コンサートにて:
甘奈は男性を上手く誘惑した後、満足げにステージから降りてきた。
手にしたサングラスを振りながら、とても大物の雰囲気を漂わせていた。
黒田真一が手配した黒服のボディーガードはその様子を見て、口元が少し引きつった……
実は……
この小さな少女がサングラスを手に持っているとき、とてもかっこよかった。
サングラスは明らかに小さな少女の手の中で、より大きな効果を発揮していた。
自分の顔にかけるのは、本当に……まぶしさを防ぐためだけで、他に余計な目的はなかった。

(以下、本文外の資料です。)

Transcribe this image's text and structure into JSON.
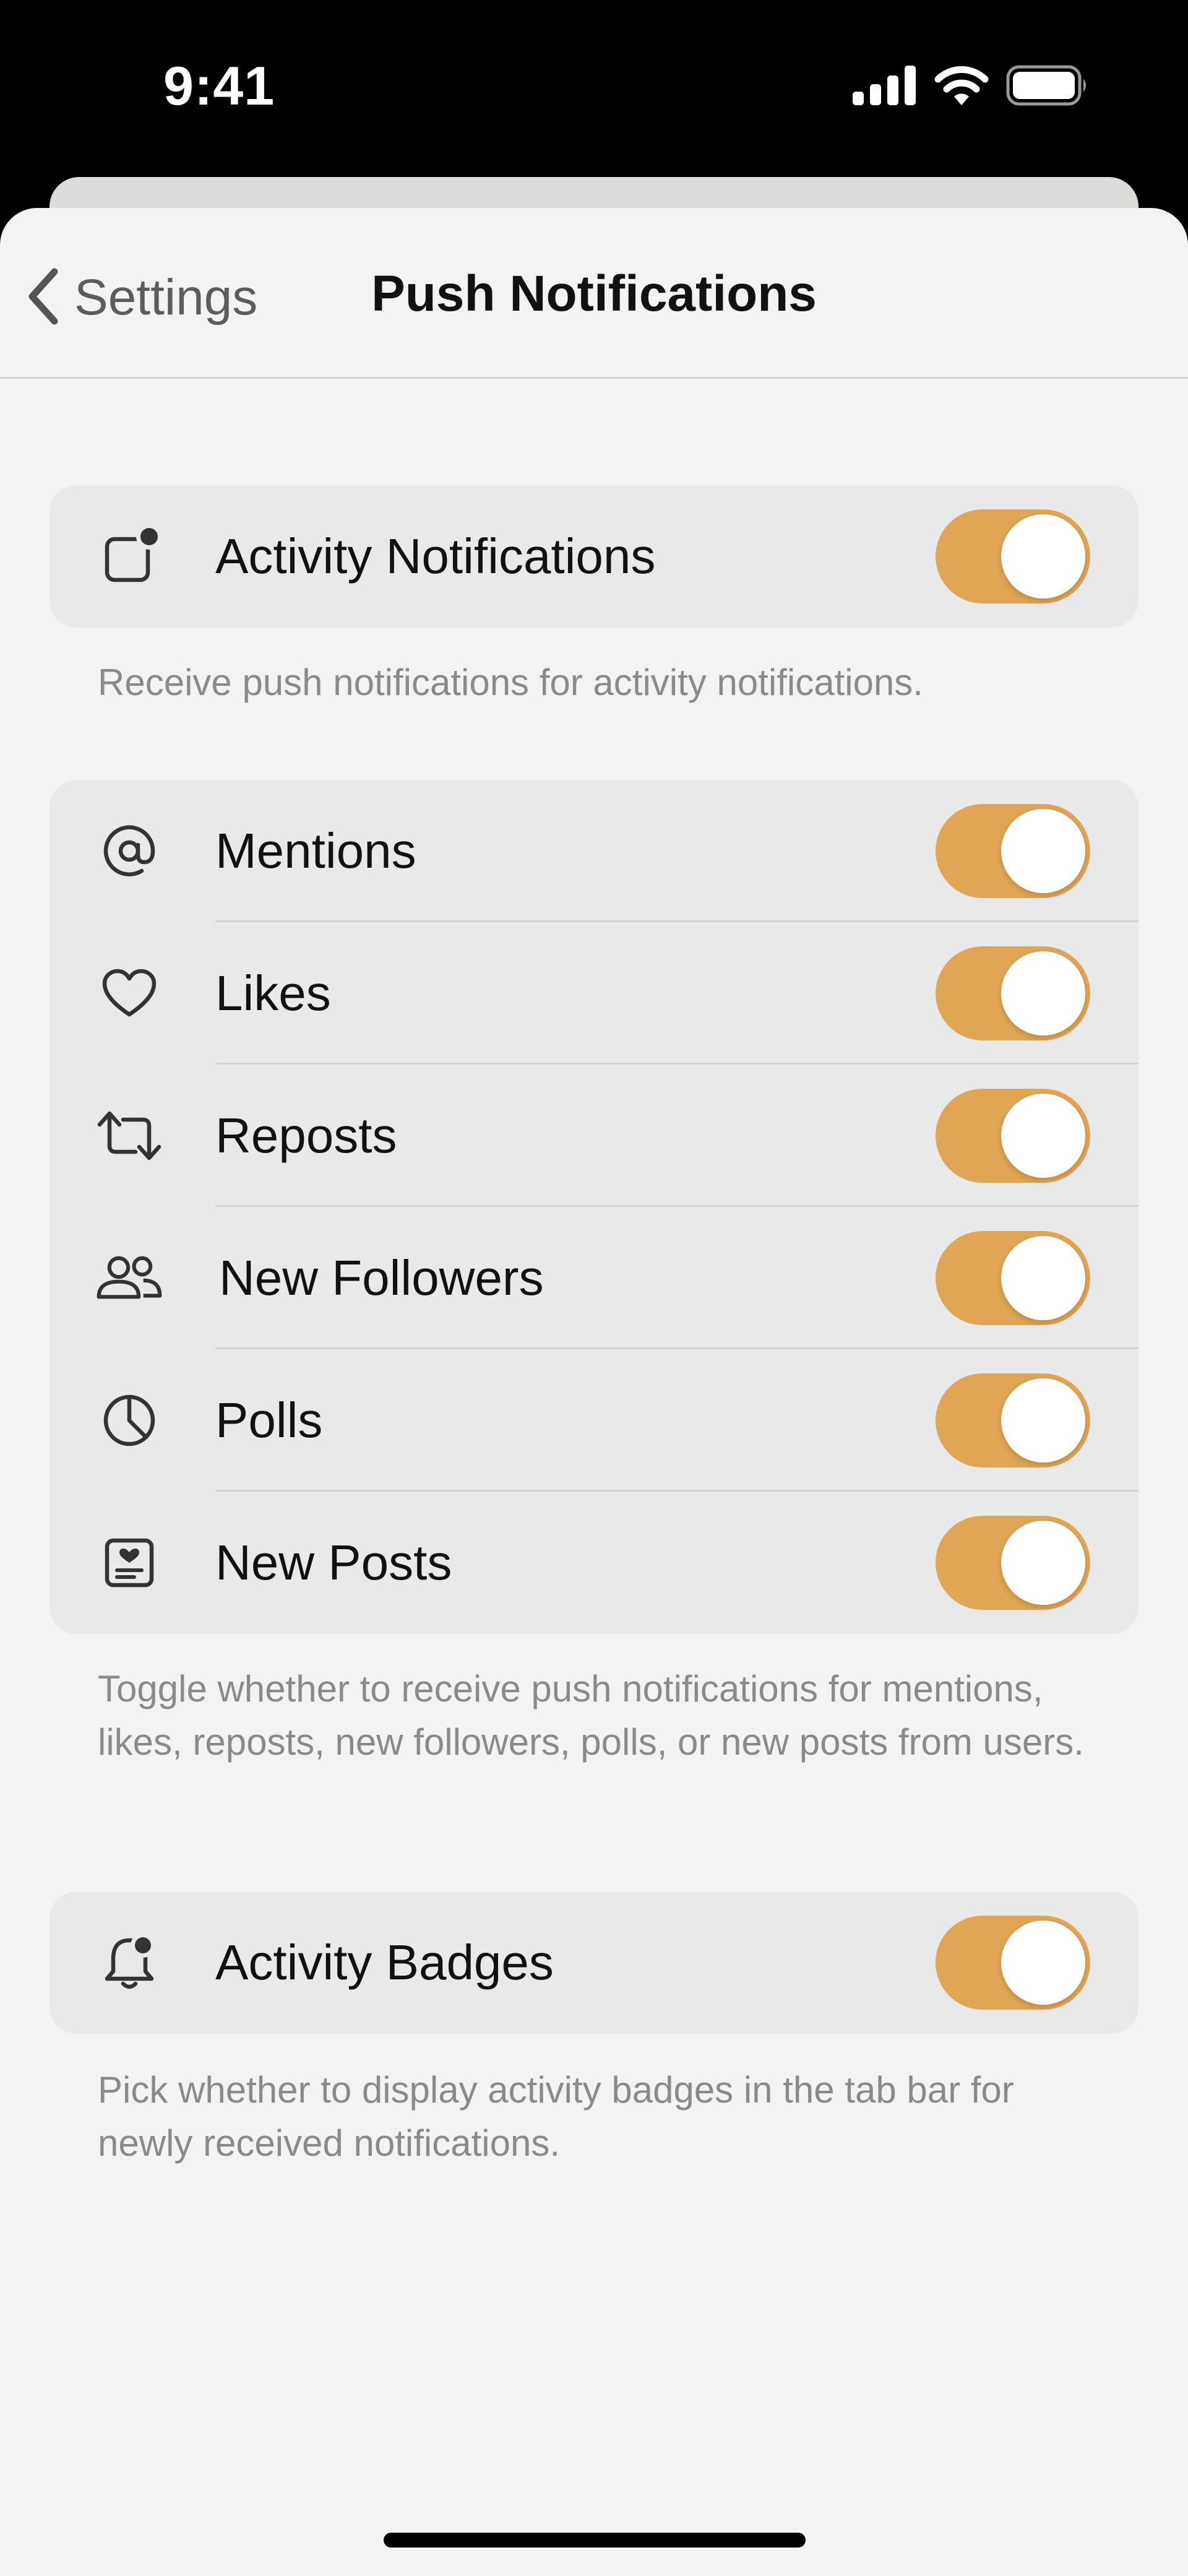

黒服の男性はステージ下のファンが歓声を上げる様子を見て、口角をゆがめた……
なんだか……
ボーイのコンサートというより、甘奈さんの応援会のようだ。
……
甘奈がステージから降りると、すぐに黒服の男性が丁重に彼女を抱きかかえた。
「おじさん、すごく嬉しいよ、やっと私のアイドルに会えた、生きてる本物だよ」
黒服の男性:「……」
じゃあ、以前は死んでいたとでも?
黒服の男性は口元を少し引きつらせ、甘奈が真剣にサングラスを自分にかけ直すのを見た。
「おじさん、やっぱりあなたがかけるとかっこいいね、さっきはサングラスありがとう」
甘奈の分別があり、素直な様子を聞いて、黒服の男性はとても嬉しく思った。
うん、この甘奈さんは本当に可愛いな。
小さな少女は本当に面白い。
「私がすべきことです。甘奈さん、何か必要なことがあれば直接おっしゃってください。あなたは黒田さんの大切なお客様です」
甘奈は潤んだ大きな目をキラキラと黒服の男性に向け、唇をなめた。
「本当?」
「はい……」
「へへ、じゃあこうしよう……ちょうど一つお願いがあるの、おじさん、お願いお願いね」
黒服の男性:「……」
なぜか、自分はいつも不安を感じる、とても不安だ。
甘奈のにこにこした様子に対して、いつも……自分を待ち受ける危険があるように感じる。
黒服の男性は口元を引きつらせ、弱々しく口を開いた:「甘奈さん、どうぞご指示を」
「こういうことなの、説明するね。私ね、仙台市のボーイファンクラブの会長なんだよ」
黒服の男性:「……」
さっき彼女がステージに上がった時、一言も漏らさず、全部聞いていた。